MARDI 7 FÉVRIER, 10H (option) ET 13H30

Durée : 1h10
P.A.F. : 5€
Espace Théâtre (250 places)
Dossier d’accompagnement

Rencontre avec l'équipe artistique à l'issue de la représentation (à confirmer)

Dans le cadre du mois "Migrations, vivons la rencontre" : d’autres activités didactiques et participatives seront proposées

4e secondaire et +

par le Théâtre National, le KVS et le Théâtre de Liège
écriture et mise en scène : Vincent Hennebicq
avec Vincent Cahay, Dorcy Rugamba et François Sauveur

Le spectacle

L’histoire commence à Berlin dans un parc sous la neige. Un homme noir égaré, 5000€ à ses pieds. Le braquage a foiré, la police est venue l’arrêter.Tout le monde le regarde. Il se demande ce qu’il fait là. En quelques mots, le décor est planté : l’histoire de "Michalak l’Ethiopien" s’offre à nous. Celle d’un jeune homme adopté par une famille autrichienne, embarqué dans une histoire chaotique de Salzbourg à Addis Abeba. Il a fui ce pays qui n’est pas le sien et rêve d’argent facile, de femmes et de soleil. Mais il va se heurter de plein fouet au système avec un grand "S": l’administration, la police, la justice...

Going Home nous raconte son combat solitaire, sa quête intérieure, son grand voyage "à l’envers". C’est un spectacle à hauteur d’homme que le metteur en scène Vincent Hennebicq a choisi de porter en mêlant paroles et musiques, propos personnels et mises en abîme autour de sujets résolument d’actualité (les droits individuels, l’équité face à la justice, l’exil, l’occident comme eldorado...).

Porté par les compositions originales de Vincent Cahay (piano et batterie) et François Sauveur (violon et guitare) et illustré par le travail vidéo d’Olivier Boonjing réalisé en Ethiopie, Going Home nous plonge, sons et images à l’appui, dans l’existence de Michalak.

La presse

Comme son titre le prédit, Going Home raconte l’exil, mais un exil qui sort des sentiers déjà battus mille fois sur les planches.
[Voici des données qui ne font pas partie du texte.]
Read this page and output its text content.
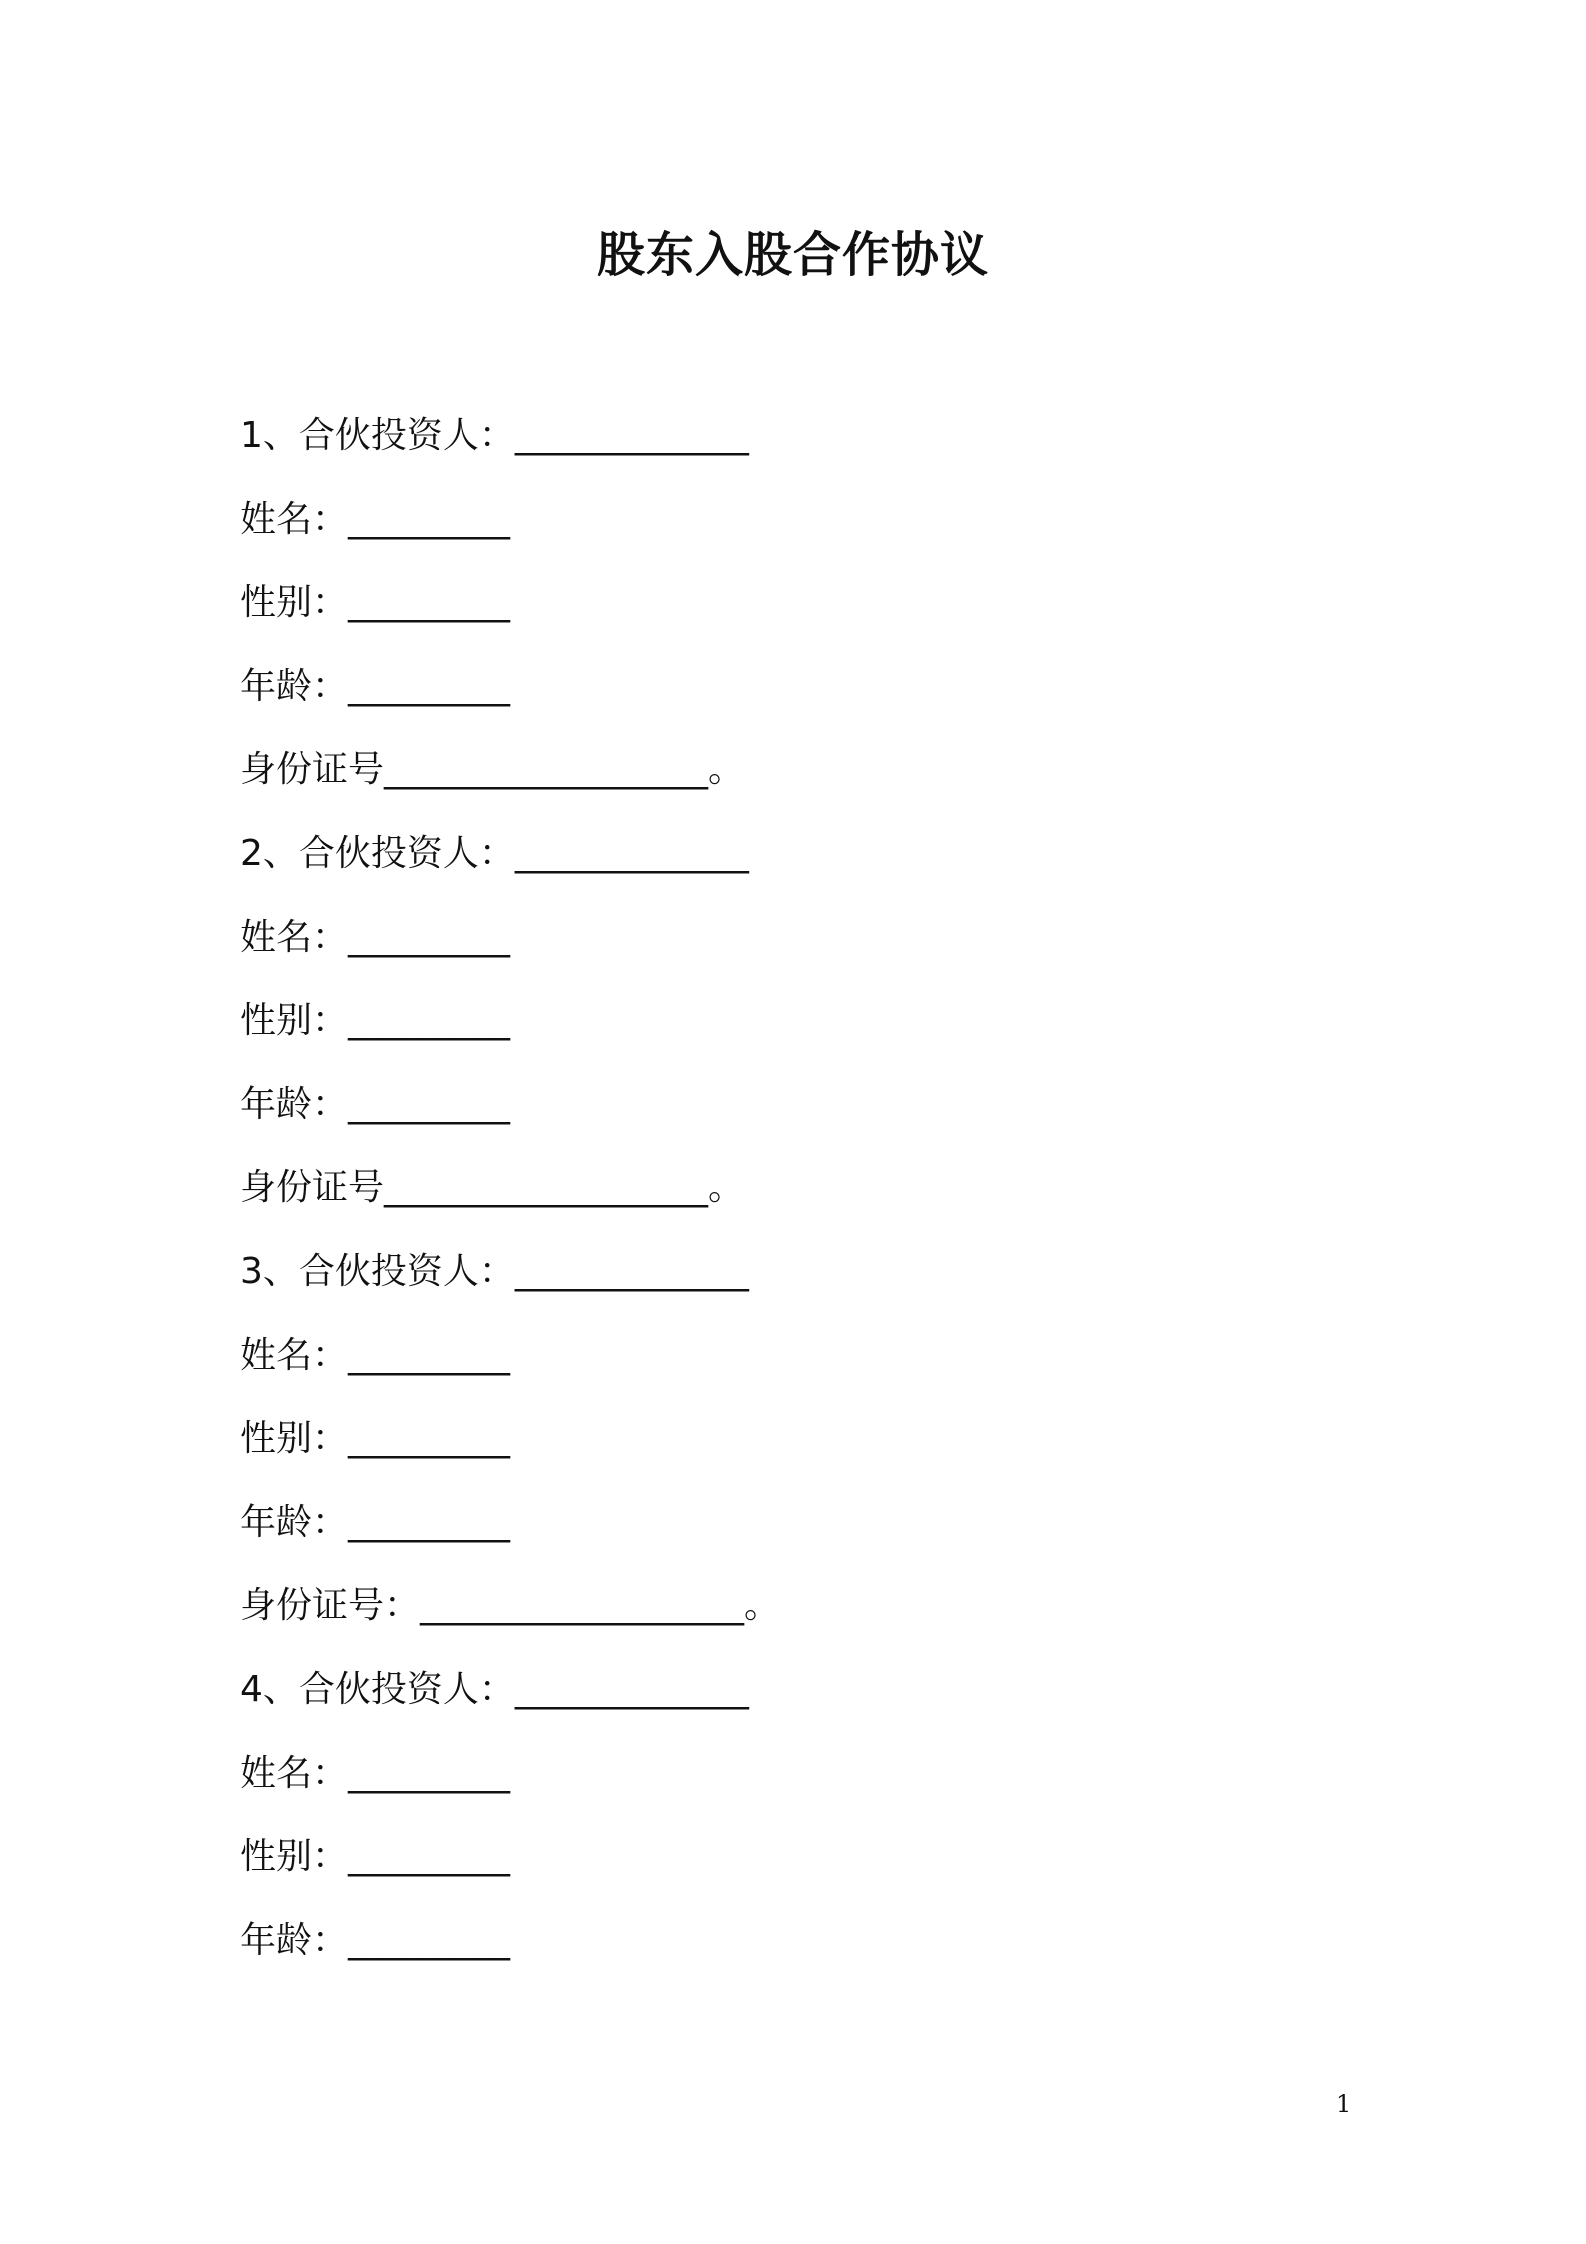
股东入股合作协议
1、合伙投资人：_____________
姓名：_________
性别：_________
年龄：_________
身份证号__________________。
2、合伙投资人：_____________
姓名：_________
性别：_________
年龄：_________
身份证号__________________。
3、合伙投资人：_____________
姓名：_________
性别：_________
年龄：_________
身份证号：__________________。
4、合伙投资人：_____________
姓名：_________
性别：_________
年龄：_________
1
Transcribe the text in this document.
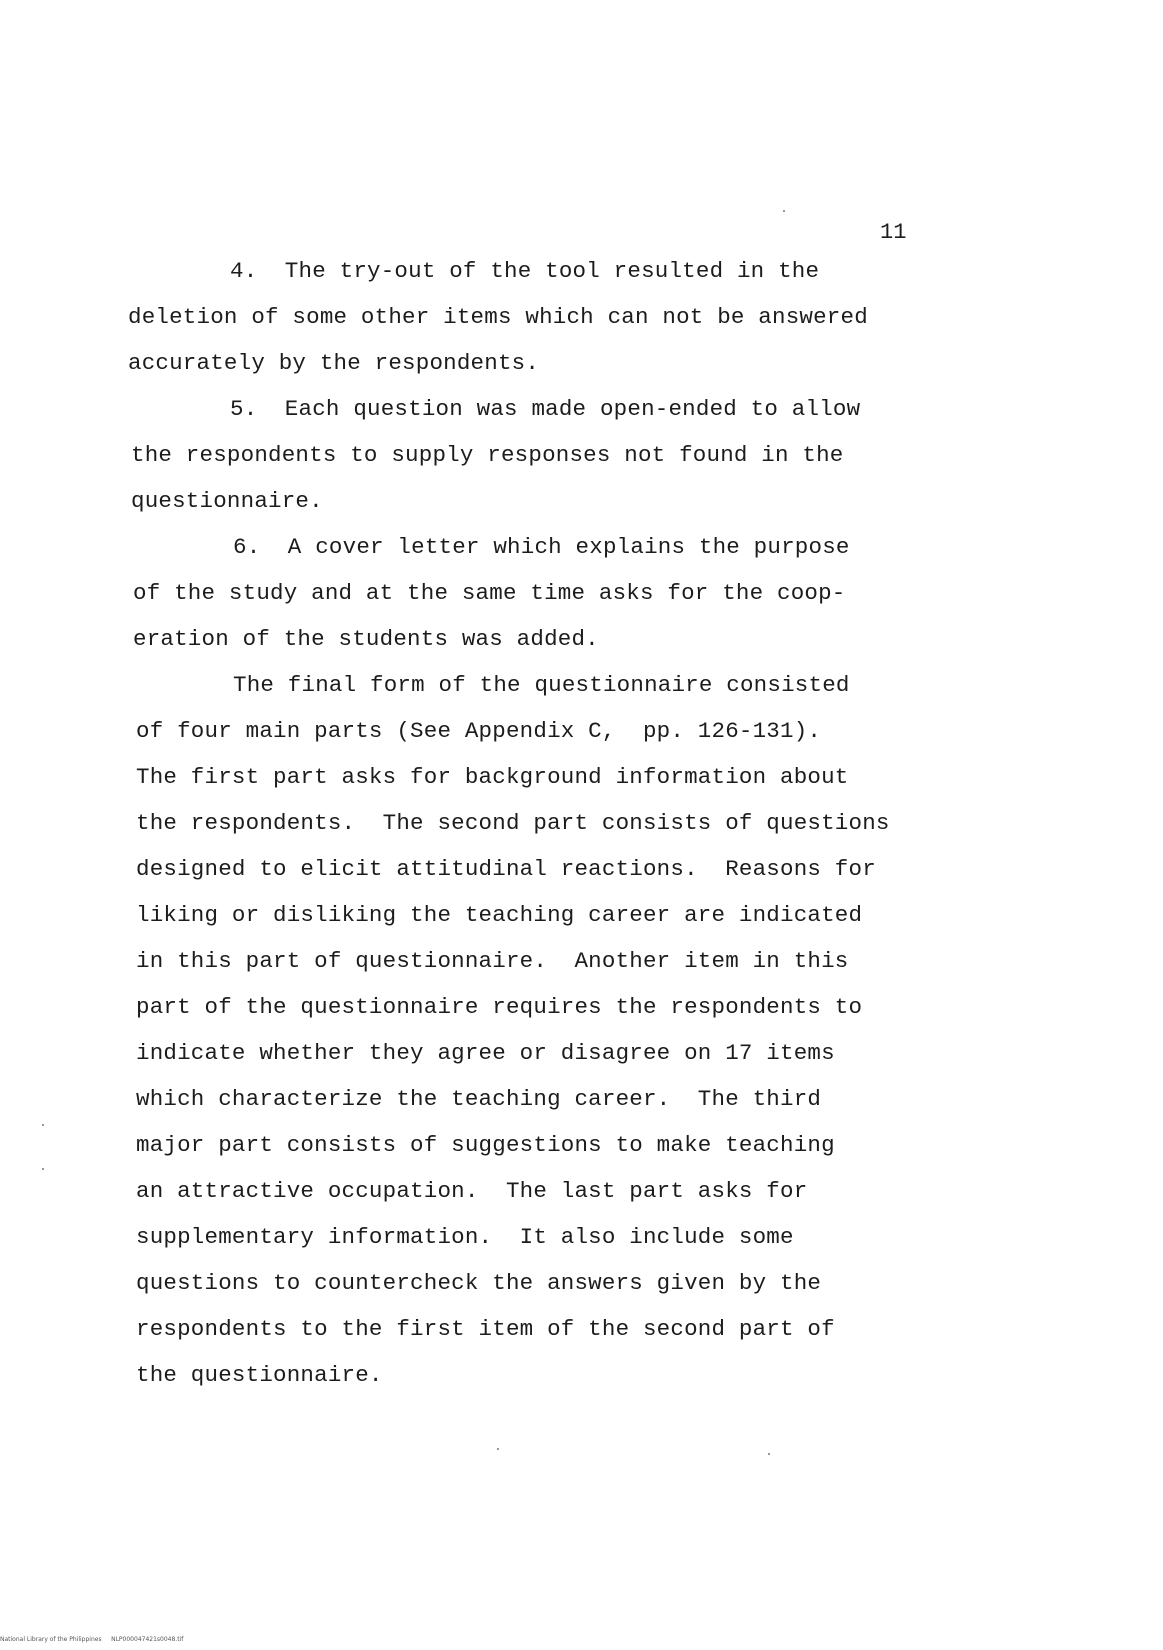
11
4.  The try-out of the tool resulted in the
deletion of some other items which can not be answered
accurately by the respondents.
5.  Each question was made open-ended to allow
the respondents to supply responses not found in the
questionnaire.
6.  A cover letter which explains the purpose
of the study and at the same time asks for the coop-
eration of the students was added.
The final form of the questionnaire consisted
of four main parts (See Appendix C,  pp. 126-131).
The first part asks for background information about
the respondents.  The second part consists of questions
designed to elicit attitudinal reactions.  Reasons for
liking or disliking the teaching career are indicated
in this part of questionnaire.  Another item in this
part of the questionnaire requires the respondents to
indicate whether they agree or disagree on 17 items
which characterize the teaching career.  The third
major part consists of suggestions to make teaching
an attractive occupation.  The last part asks for
supplementary information.  It also include some
questions to countercheck the answers given by the
respondents to the first item of the second part of
the questionnaire.
National Library of the Philippines     NLP000047421s0048.tif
Cet exil-là prend l’Afrique à rebours, avec l’histoire d’un homme, noir, prêt à tout pour quitter l’Europe et faire sa vie en Ethiopie, là où il se sent véritablement chez lui. [...]

Mise en scène avec fièvre par Vincent Hennebicq, Going Home défile en une heure de diamant brut. Inflammable, la performance de Dorcy est le premier combustible d’un récit à la fois noir et lumineux, dur et touchant. Les pulsations de son jeu sont encore attisées par la musique live (et les compositions originales) de Vincent Cahay et François Sauveur. A la batterie ou au violon, ils embrasent le combat de Michalak contre la fatalité, ils exaltent les images vidéo d’une Ethiopie belle, lyrique, fière, loin du misérabilisme dont la parent habituellement les jumelles occidentales. La mise en scène, elle aussi, crée des tableaux visuels parlants, comme ce jeu sur les lumières qui propulsent deux policiers blancs racistes en de tranchantes silhouettes noires, ou ce rideau de fils blancs, dispositif simplissime qui convoque aussi bien la prison que la frontière entre le Nord et le Sud. Magnétique, la pièce vous scelle au destin de cet homme cabossé mais toujours debout, qui croit en l'Afrique comme à un Eldorado. Catherine Makereel, Le Soir.